RAL Tier1 Operations Report for 22nd August 2012
| Review of Issues during the week 15th to 22nd August 2012 | 
-  On Thursday morning (16th) there was a problem on one of the switches in a stack and we lost access to a batch of worker nodes for a little oven an hour. The fix (at 09:30) required the network switch stack to be reset, which broke connections to a batch of disk servers for between one and two minutes.
-  There have been a number of issues with SUM tests over the last week. On Sunday (19th) we failed CE tests for CMS owing to the test jobs being delayed by production work (resolved by altering the priority of the test jobs); Overnight Tues/Wed (21/22) we failed CE tests for Atlas due to a backlog of Atlas test and software install jobs. There have also been some sporadic failures of tests on the SRMs that are under investigation. This was compounded by a problem with the central distribution of all SUM results Thursday/Friday (16/17 Aug).
| Resolved Disk Server Issues | 
| Current operational status and issues | 
-  On 12th/13th June the first stage of switching ready for the work on the main site power supply took place. The work on the two transformers is expected to take until 18th December and involves powering off one half of the resilient supply for 3 months while being overhauled, then repeat with the other half. The work is running to schedule. In particular one half of the new switchboard has been refurbished and is on track to be brought into service by 17 September.

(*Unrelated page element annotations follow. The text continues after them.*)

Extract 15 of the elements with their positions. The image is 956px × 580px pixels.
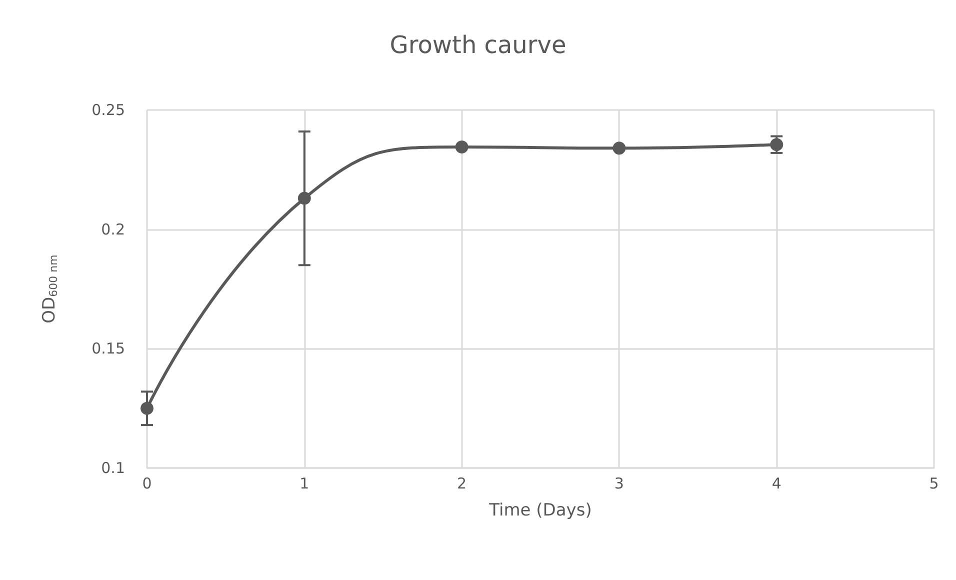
y-tick-label: 0.25	[92, 101, 125, 119]
x-tick-label: 3	[614, 474, 624, 492]
point	[612, 142, 626, 155]
chart-title: Growth caurve	[390, 31, 566, 59]
x-tick-label: 1	[300, 474, 310, 492]
y-axis-title: OD600 nm	[40, 254, 60, 324]
x-tick-label: 4	[772, 474, 782, 492]
x-tick-label: 5	[929, 474, 939, 492]
point	[455, 140, 468, 154]
y-tick-label: 0.15	[92, 340, 125, 358]
x-tick-label: 2	[457, 474, 467, 492]
y-tick-label: 0.2	[101, 220, 125, 238]
x-axis-title: Time (Days)	[488, 500, 592, 520]
y-tick-label: 0.1	[101, 459, 125, 477]
x-tick-label: 0	[142, 474, 152, 492]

Once this is operational then RAL will be switched over to using it and will no longer be dependent on the old switchgear.
| Ongoing Disk Server Issues | 
| Notable Changes made this last week | 
-  Site firewall re-configuration took place successfully in the morning of Tuesday 21st August. (We had declared a "Warning" (At Risk) for the Tier1 site and drained and stopped FTS during the intervention period.
-  Continuing test of hyperthreading, one batch of worker nodes (the Dell 2011 batch) has number of jobs increased further (from 20 to 22).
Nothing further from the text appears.